Someone has already implemented a patch which does #1 but it significantly impacts performance.
To my knowledge, nobody has previously attempted #2. There’s an upstream feature request with no action taken. This option doesn’t look trivial, could take considerable work, and we still have the problem of getting the patched mksquashfs out to the world.
#3 is my favored solution. The negative here is that disabling fragments in mksquashfs (using the -no-fragments) option increases the size of the squashfs file. I was hoping that the increase in snap size would be offset by smaller xdelta3 binary diffs since the snaps would be more predictable since today, if you rebuild the same snap twice on a system with a fair number of cores, you’ll likely see a difference between the two snaps. However, I’ve analyzed a sequence of LXD and atom snaps but I’m not seeing the xdelta3 diffs consistently being any smaller.
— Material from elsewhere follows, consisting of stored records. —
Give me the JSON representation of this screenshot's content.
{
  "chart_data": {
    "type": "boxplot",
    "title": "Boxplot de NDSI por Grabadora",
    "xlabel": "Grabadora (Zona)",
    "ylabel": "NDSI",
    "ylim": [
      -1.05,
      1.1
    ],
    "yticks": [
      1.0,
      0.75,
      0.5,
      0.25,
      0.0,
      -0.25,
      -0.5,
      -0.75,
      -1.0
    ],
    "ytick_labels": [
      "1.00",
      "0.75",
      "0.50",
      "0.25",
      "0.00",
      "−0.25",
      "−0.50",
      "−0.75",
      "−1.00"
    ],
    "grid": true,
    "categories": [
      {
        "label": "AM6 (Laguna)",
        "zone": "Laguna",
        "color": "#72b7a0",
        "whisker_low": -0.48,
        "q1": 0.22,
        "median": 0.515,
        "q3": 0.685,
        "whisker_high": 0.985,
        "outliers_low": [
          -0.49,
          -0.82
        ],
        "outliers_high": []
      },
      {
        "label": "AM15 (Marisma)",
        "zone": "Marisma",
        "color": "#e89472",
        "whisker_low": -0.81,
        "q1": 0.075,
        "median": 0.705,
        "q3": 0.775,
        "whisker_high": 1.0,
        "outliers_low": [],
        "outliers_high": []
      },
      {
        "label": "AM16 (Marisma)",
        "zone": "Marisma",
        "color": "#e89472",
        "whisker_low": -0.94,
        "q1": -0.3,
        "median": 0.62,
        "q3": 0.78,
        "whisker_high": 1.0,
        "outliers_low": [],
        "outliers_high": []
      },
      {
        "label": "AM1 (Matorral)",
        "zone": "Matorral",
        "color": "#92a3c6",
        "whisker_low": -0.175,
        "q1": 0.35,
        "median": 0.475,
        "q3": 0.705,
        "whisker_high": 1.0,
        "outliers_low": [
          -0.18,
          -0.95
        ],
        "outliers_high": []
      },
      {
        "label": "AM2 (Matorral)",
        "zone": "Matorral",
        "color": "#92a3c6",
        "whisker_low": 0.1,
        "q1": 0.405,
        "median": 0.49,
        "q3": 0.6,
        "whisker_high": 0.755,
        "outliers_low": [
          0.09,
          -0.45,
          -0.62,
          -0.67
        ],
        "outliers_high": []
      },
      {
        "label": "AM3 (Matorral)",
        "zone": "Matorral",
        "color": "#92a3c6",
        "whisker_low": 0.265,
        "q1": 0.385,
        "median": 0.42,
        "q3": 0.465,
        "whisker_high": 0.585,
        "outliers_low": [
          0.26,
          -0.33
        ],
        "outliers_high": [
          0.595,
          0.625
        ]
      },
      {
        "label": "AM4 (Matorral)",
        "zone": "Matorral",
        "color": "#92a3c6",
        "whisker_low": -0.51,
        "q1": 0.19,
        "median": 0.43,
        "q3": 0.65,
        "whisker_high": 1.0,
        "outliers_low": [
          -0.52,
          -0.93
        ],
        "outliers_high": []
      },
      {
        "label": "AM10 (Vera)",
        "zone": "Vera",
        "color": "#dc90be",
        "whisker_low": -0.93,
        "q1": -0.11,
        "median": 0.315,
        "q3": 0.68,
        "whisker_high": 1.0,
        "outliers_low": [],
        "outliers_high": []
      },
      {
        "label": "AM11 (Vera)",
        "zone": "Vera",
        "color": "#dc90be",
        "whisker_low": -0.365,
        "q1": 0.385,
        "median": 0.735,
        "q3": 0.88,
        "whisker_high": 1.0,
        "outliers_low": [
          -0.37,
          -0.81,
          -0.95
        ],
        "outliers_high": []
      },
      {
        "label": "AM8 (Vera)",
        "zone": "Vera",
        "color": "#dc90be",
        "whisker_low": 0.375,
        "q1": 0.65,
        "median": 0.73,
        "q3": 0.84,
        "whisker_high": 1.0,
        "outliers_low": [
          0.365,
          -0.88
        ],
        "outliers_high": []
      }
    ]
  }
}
Here are the results where snaps built with the mksquashfs -no-fragments option containing “nofrag” in the name:
Atom
$ analyze-nofrag.sh atom_76.snap atom_88.snap atom_91.snap atom_94.snap atom_97.snap
### Resquashing atom_76.snap with no fragments
173M atom_76.snap
178M atom_76-nofrag.snap
### Resquashing atom_88.snap with no fragments
173M atom_88.snap
178M atom_88-nofrag.snap
816K atom_76-to-atom_88.xdelta3
708K atom_76-nofrag-to-atom_88-nofrag.xdelta3
### Resquashing atom_91.snap with no fragments
173M atom_91.snap
178M atom_91-nofrag.snap
408K atom_88-to-atom_91.xdelta3
468K atom_88-nofrag-to-atom_91-nofrag.xdelta3
### Resquashing atom_94.snap with no fragments
173M atom_94.snap
178M atom_94-nofrag.snap
492K atom_91-to-atom_94.xdelta3
456K atom_91-nofrag-to-atom_94-nofrag.xdelta3
### Resquashing atom_97.snap with no fragments
173M atom_97.snap
178M atom_97-nofrag.snap
1.3M atom_94-to-atom_97.xdelta3
1.2M atom_94-nofrag-to-atom_97-nofrag.xdelta3
LXD
$ analyze-nofrag.sh lxd_5041.snap lxd_5061.snap lxd_5072.snap lxd_5182.snap lxd_5235.snap
### Resquashing lxd_5041.snap with no fragments
43M lxd_5041.snap
43M lxd_5041-nofrag.snap
### Resquashing lxd_5061.snap with no fragments
43M lxd_5061.snap
43M lxd_5061-nofrag.snap
16K lxd_5041-to-lxd_5061.xdelta3
28K lxd_5041-nofrag-to-lxd_5061-nofrag.xdelta3
### Resquashing lxd_5072.snap with no fragments
43M lxd_5072.snap
43M lxd_5072-nofrag.snap
20K lxd_5061-to-lxd_5072.xdelta3
24K lxd_5061-nofrag-to-lxd_5072-nofrag.xdelta3
### Resquashing lxd_5182.snap with no fragments
43M lxd_5182.snap
43M lxd_5182-nofrag.snap
17M lxd_5072-to-lxd_5182.xdelta3
17M lxd_5072-nofrag-to-lxd_5182-nofrag.xdelta3
### Resquashing lxd_5235.snap with no fragments
43M lxd_5235.snap
43M lxd_5235-nofrag.snap
14M lxd_5182-to-lxd_5235.xdelta3
14M lxd_5182-nofrag-to-lxd_5235-nofrag.xdelta3
The results show a small increase in size for the large Atom snap and roughly the same size when comparing each xdelta3 binary diff (some slightly larger, some slightly smaller).
You can find the analyze-nofrag.sh
script here: https://gist.github.com/tyhicks/0d23aa4d01bacb2e18e7f6a5a628d157
If this small increase in snap size is deemed acceptable, I’ll propose a change to snapcraft to make use of the -no-fragments option.